With this in mind,the next part of the workshop was to venture outside, with our notebooks, into the gardens of the Museum to make detailed observations about our surroundings. The gardens are very pretty – the snowdrops are out, the daffodils just beginning, the shrubs and trees just about to bud – but the M4 motorway isn’t far away and although the bird calls were insistent and crystal clear, the over-riding soundtrack was of the relentless cars. They certainly featured in my observational details!

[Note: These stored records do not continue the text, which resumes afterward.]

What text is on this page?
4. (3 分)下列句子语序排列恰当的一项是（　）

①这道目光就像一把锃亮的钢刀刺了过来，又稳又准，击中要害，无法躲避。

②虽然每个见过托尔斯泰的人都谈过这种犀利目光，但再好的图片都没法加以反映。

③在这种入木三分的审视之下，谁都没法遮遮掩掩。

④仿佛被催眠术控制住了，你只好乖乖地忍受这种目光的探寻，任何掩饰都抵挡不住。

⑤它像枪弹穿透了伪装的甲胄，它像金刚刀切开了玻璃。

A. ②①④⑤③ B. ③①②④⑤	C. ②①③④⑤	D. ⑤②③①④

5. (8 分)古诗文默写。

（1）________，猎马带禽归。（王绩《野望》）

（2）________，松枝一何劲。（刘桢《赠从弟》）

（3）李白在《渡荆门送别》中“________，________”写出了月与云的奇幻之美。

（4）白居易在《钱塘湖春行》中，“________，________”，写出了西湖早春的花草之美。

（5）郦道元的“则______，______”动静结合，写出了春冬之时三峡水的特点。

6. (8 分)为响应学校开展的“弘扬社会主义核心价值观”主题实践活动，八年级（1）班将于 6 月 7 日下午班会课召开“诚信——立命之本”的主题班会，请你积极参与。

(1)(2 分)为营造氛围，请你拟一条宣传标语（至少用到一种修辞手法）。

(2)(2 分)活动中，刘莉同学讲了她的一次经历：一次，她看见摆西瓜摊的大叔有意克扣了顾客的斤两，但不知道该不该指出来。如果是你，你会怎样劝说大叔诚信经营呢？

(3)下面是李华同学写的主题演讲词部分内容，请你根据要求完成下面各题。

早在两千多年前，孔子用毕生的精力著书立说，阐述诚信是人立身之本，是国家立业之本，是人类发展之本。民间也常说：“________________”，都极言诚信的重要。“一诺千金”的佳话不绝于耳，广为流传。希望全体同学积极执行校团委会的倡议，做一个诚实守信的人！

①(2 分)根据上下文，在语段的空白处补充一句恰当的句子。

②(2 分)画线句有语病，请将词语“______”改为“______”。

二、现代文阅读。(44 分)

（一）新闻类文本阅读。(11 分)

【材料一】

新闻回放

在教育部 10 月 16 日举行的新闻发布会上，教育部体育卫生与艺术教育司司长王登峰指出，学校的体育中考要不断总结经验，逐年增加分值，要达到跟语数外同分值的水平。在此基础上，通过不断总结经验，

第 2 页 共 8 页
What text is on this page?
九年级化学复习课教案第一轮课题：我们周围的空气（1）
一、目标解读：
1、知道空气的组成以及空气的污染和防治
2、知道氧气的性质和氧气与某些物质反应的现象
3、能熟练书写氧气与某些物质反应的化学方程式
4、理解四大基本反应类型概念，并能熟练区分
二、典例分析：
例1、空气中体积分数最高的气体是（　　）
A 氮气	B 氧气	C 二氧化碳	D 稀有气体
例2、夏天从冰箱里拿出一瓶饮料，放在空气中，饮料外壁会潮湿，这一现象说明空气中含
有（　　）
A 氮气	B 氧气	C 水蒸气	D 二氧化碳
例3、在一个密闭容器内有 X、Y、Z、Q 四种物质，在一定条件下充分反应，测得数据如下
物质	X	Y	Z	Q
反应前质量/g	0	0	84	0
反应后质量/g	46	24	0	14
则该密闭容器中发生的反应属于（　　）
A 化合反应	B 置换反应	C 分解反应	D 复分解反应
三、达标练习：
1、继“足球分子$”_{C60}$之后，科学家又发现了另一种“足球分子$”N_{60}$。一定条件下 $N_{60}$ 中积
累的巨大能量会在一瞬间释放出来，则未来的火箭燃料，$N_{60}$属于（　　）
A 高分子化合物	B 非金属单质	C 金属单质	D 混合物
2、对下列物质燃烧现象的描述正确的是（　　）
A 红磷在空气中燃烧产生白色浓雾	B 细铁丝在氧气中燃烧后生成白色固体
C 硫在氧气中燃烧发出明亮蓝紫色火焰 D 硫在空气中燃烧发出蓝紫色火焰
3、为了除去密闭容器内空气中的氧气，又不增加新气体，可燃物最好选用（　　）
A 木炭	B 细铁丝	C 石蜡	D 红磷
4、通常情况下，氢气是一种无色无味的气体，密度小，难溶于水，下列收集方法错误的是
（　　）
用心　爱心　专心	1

When we came back inside, Carrie gave us each a blank sheet like this:
so that we could begin to transpose the notes we’d made outside into a poem, using the page as an open field. Carrie asked that we start somewhere other than the top left hand corner. This threw several of us and I began to feel quite outside my comfort zone – a good thing! Starting half way down the page, somewhere towards the right, made me write a different opening line to the one I thought I’d write. I wrote in a completely different way to the way I usually write and I think that, regardless of whether I want to write this way, I would use this “grid method” as a way into drafting a poem. A great workshop exercise, I think.
One of the loveliest things about The Page as Open Field was that the woman next to said that she’d written a poem all across the page when she was a young child at school and she’d been told that she wasn’t allowed to do this! She felt liberated to create and play in this way and her happiness was wonderfully contagious!
Thanks Carrie, Hilda and Bluegate Poets for a super day in lovely Swindon.